A nouveau, les termes employés par le législateur (la mise en demeure de donner, « dans un délai raisonnable », « des assurances suffisantes » de la bonne exécution de ses obligations par le débiteur) renvoient à une appréciation au cas par cas tenant compte, entre autres, des circonstances de l’espèce, et principalement du degré d’urgence pour le créancier de l’exécution de l’obligation.

Ainsi, l’acheteur du véhicule pourrait-il notifier au concessionnaire qu’à défaut pour ce dernier de lui transmettre, sous délai de huitaine, une confirmation de l’importateur que le véhicule commandé sera effectivement livré le 11 juillet 2022, il mettra un terme au contrat.

(5)

Il ne s’agit pas de permettre au créancier de mettre un terme au contrat dès qu’il soupçonne la moindre inexécution par son débiteur de ses obligations, cette inexécution, fût-elle sans grande conséquence pour le créancier. 

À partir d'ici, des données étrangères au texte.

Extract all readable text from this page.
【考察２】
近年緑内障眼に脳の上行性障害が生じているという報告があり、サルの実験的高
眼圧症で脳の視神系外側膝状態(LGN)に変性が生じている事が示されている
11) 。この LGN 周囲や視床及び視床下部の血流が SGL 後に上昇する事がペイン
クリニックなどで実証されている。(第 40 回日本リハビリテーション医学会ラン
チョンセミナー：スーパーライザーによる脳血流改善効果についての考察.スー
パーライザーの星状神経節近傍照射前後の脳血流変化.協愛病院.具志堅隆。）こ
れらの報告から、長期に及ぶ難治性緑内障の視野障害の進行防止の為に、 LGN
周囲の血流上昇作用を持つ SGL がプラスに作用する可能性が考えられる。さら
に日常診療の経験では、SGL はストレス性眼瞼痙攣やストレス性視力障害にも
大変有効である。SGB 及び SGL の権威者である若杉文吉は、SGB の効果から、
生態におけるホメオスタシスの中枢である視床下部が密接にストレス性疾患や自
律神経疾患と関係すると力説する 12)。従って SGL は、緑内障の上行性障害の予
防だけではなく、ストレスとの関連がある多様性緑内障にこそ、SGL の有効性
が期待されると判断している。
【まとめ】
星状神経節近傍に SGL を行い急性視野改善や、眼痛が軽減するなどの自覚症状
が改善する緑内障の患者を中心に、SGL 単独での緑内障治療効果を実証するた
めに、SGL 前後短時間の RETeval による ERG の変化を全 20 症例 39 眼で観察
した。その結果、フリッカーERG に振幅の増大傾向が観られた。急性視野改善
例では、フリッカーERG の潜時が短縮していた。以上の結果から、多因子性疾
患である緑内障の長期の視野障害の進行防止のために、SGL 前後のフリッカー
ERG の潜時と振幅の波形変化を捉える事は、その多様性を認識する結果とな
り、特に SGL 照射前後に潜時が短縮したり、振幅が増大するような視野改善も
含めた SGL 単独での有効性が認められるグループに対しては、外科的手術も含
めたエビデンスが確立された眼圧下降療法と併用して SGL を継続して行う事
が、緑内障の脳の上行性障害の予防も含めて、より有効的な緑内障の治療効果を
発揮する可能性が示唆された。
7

L’inexécution doit en effet être essentielle et entraîner des conséquences suffisamment graves pour le créancier.

Tel est le cas dans l’exemple de l’acheteur du véhicule puisque la méconnaissance par le concessionnaire de son obligation, essentielle, de livrer le véhicule dans tel délai, a pour conséquence de mettre le créancier en porte-à-faux par rapport à son nouvel employeur, voire de l’exposer à un risque de résolution de ce contrat d’emploi, à défaut pour l’acheteur de répondre à une condition essentielle du contrat, soit le fait d’être motorisé.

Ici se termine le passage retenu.